(Last Updated on December 14, 2015 by Editor)
ZIMBABWE – Former Vice-President Joice Mujuru has, following her expulsion from Zanu-PF, likened herself to Jesus Christ who assured a repented criminal that was crucified with him that he would be with him in paradise.
Retired Colonel Kudzai Mbudzi shared Mujuru’s sentiments while addressing journalists at the Bulawayo Press Club on Saturday night.
Rtd Col Mbudzi is a key member of the People First, (PF) a proposed political party that Mujuru is alleged to be leading.
“Amai Mujuru has always emphasised the issue of inclusivity in every meeting of People First. In fact, I laughed the day before yesterday (Friday) when she (Mujuru) commented on her expulsion from Zanu-PF. She likened herself to Jesus who just before he died promised a criminal crucified with him that he would prepare a place for him in paradise,” said Rtd Col Mbudzi.
He said Mujuru, in her comment, implied that all those who were expelled from Zanu-PF shouldn’t worry as a place had already been “prepared” for them in PF.
“PF is a place for everyone and that’s why our leader Amai Mujuru emphasises inclusiveness in our entire movement and organisation. We’ve members who left Zanu-PF, others from MDC-T, MKD and Zapu among other parties who’ve decided to liberate themselves by joining us,” Rtd Col Mbudzi claimed.

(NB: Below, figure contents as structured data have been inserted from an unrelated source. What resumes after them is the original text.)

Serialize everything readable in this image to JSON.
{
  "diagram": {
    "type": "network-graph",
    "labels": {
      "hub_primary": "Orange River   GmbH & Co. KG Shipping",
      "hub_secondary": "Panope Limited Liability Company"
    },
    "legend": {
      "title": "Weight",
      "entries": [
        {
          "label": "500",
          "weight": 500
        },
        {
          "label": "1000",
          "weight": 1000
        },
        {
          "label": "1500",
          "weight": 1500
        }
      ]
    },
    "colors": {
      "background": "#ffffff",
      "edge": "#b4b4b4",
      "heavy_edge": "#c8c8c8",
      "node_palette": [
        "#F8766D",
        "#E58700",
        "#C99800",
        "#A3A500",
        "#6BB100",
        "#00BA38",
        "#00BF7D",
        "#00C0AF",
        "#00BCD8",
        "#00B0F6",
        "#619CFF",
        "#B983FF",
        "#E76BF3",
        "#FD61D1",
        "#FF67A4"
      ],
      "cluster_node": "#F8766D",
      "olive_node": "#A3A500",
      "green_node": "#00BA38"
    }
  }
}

Three months ago, there were media reports that the ousted vice president was likely to join hands with the MDC-T leader Morgan Tsvangirai and form a coalition ahead of the 2018 elections.
When asked how PF intended to tackle the issue of reviving the economy and ending sanctions imposed on the country by the West, Rtd Col Mbudzi was evasive.
All he could say in response was to continuously blame President Robert Mugabe for “causing the sanctions” without justifying his assertion.
“President Mugabe is the only source of our suffering and sanctions. Zimbabweans, just like the Israelites who suffered under the hands of Pharaoh, have equally suffered enough and they need to be liberated from all forms of oppression and underdevelopment. Come 2018, it’s obvious that Zanu-PF won’t be able to cross the Rubicon,” Rtd Col Mbudzi said.
The former Zanu-PF Masvingo provincial secretary for information further claimed that most of the members of his party were drawn from the security sector whose strategies were tactical and difficult to detect.
Rtd Col Mbudzi also tried to use the names of revolutionary icons such as the late Vice-President Joshua Mqabuko Nkomo, Josiah Tongogara and Jason Ziyaphapha Moyo as launch pads to win the hearts of supporters for the party.
“We made a convenant with our founding fathers to liberate our country fully from oppression through the formation of PF whose leader Amai Mujuru’s principles resonate well with those of Joshua Nkomo, Tongogara and other fallen heroes who sacrificed their lives to liberate us from colonialism,” said Rtd Col Mbudzi.
PF, a proposed political outfit that has been in the pipeline following the expulsion of Mujuru and her cabal from Zanu-PF, is also clearly struggling to come up with a constitution, which is an impediment to its official launch.
“For now as a party, we’re not concerned about the launch but winning the hearts and minds of people. We can’t launch it before people are even aware of its existence at grassroots level. However, after the launch we will be visible and fight in every available space,” said Rtd Col Mbudzi.
He also admitted that the party lacked co-ordination in its structures and constitution.
“We can’t launch without a fully fledged constitution and some of our structures haven’t been established. It’s only until we’re satisfied that all processes have been done,” Rtd Col Mbudzi said.
Mujuru was in April expelled from Zanu-PF on a range of allegations including attempting to illegally remove President Mugabe from power, corruption, colluding with the party’s enemies and sowing divisions in the ruling party.
In September, she released a manifesto titled, Blueprint to Unlock Investment and Leverage for Development (BUILD), which the ruling Zanu-PF scoffed at, describing it as a farce.
The manifesto outlined Mujuru’s vision premised on reversing gains made in empowering indigenous Zimbabweans. Among the proposals she made was to repeal the indigenisation policy, which has seen many indigenous Zimbabweans entering various sectors of the country’s mainstream economy.
She also proposed a new land reform programme that observers said would result in land being returned to white former commercial farmers at the expense of hundreds of thousands of black Zimbabweans that have become proud owners of arable land since its inception 15 years ago.